1University of Oxford, Oxford, UK


It is a well-known conception, popularised in the mid-nineties, that surgical research in the UK was no more than a ‘comic opera', with few exceptions.  Regrettably, much of this carried truth. ‘Many questions were being asked, but few answers were given.'1

Root causes were multifactorial, including the complexity of conducting high quality research by craft specialties, the lack of protected academic time, ill-designed career structures, and expectations of competitive outputs by Higher Education Institutions, particularly through the Research Excellence Framework. A further hindrance to high quality surgical research has been the antiquated ‘silo' culture entertained by many surgeons, and lack of multidisciplinary research approaches to unmet needs in surgical practice.
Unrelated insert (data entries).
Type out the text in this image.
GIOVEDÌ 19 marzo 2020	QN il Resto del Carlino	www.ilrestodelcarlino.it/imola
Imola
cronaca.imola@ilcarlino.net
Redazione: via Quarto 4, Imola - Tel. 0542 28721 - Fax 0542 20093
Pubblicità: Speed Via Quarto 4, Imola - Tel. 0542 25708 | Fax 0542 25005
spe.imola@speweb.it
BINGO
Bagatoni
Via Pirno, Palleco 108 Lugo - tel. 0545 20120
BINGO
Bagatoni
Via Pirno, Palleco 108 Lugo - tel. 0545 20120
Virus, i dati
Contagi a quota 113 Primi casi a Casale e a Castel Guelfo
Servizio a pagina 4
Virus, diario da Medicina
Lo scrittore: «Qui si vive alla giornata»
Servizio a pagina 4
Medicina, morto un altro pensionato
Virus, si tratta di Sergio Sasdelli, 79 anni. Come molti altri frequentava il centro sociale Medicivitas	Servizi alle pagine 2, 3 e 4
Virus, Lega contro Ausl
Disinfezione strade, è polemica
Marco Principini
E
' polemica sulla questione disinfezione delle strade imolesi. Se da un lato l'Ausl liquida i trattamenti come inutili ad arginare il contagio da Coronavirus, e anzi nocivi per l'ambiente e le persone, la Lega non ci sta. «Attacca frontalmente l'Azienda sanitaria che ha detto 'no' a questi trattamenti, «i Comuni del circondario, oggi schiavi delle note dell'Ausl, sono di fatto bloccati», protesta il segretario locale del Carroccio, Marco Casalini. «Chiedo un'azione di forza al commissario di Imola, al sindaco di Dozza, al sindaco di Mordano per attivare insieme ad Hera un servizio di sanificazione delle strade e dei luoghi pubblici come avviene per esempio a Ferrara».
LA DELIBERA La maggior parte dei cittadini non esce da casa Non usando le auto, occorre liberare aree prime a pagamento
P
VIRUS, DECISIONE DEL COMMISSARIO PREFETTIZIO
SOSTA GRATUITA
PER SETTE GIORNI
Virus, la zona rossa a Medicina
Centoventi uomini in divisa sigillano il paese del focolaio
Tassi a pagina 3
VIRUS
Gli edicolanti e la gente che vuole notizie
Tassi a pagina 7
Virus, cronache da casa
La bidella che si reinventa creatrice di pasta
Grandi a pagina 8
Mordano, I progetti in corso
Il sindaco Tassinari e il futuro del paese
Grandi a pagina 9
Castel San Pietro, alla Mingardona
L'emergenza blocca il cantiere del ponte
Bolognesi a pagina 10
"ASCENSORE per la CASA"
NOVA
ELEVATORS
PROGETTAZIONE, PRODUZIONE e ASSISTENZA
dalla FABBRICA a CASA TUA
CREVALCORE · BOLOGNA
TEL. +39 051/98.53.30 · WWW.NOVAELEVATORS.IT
Many of these issues have been addressed and resolved over the past two decades. From new, structured surgeon scientist careers to well-funded high impact clinical trials, innovation and testing of interventional technologies, surgical research is now thriving in the UK, and can be re-defined as follows:

"Where conventional and/or minimally invasive surgical interventions can be tested, compared and evaluated, including the precise delivery of ablative energy. Where surgical techniques, used alone or in combination with other treatment options (physical or systemic) can be investigated to improve outcomes and cure, enhanced by functional imaging, whilst reducing adverse events from individual treatment options. And where surgical interventional procedures can be improved by targeting the right patient through novel and experimental genetic, epigenetic or biochemical markers.'

1. Horton R. Surgical research or comic opera: questions, but few answers. Lancet. 1996 Apr 13;347(9007):984-5.